Methods: : Spectrophotometry and quantitative immunoblotting on samples of whole retinas or purified rod outer segments were used to determine protein levels. Lipid extraction and phosphate analysis were used to determine total phospholipid content.

Results: : Total rhodopsin levels (mouse rhodopsin + human rhodopsin-EGFP (hrho-EGFP) were reduced by half, and roughly 30% of the total rhodopsin was accounted for by hrho-EGFP. Transducin alpha subunit levels were reduced to 30% of wildtype levels. Levels of other phototransduction proteins, including RGS9-1, Gbeta5L, and PDE6, were unaltered. The phospholipid to rhodopsin ratio is increased in heterozygotes by 65%.

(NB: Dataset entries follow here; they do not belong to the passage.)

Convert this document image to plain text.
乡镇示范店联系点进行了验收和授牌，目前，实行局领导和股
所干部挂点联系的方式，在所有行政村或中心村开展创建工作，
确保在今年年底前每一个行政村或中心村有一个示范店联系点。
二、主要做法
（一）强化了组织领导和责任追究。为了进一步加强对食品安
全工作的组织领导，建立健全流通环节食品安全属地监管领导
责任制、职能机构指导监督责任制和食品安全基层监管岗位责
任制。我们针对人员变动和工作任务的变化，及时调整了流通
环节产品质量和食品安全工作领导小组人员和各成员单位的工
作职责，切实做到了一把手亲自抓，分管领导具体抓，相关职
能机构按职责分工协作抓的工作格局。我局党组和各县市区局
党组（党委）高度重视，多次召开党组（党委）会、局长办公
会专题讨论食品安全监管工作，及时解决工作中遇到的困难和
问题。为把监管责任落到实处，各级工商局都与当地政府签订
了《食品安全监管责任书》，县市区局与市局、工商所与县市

Conclusions: : Taken together with previous electrophysiological and biochemical results indicating normal photoactivation kinetics, these results suggest that G-protein activation kinetics do not depend on G-protein concentration in the physiological range. Therefore, diffusional encounter between transducin and photoactivated rhodopsin (R*) and formation of the transducin-R* complex are unlikely to determine the kinetics of phototransduction activation. Instead, a subsequent event such as the conformational change necessary for GDP-GTP exchange must be the rate limiting step of photoactivation. In addition to this surprising possibility, our findings raise two interesting hypotheses: first, the regulation of transducin expression is somehow linked to or dependent upon rhodopsin levels; second, there is a mechanism inside the cell that aims to maintain normal cell morphology in the face of alterations in rhodopsin structure and amounts.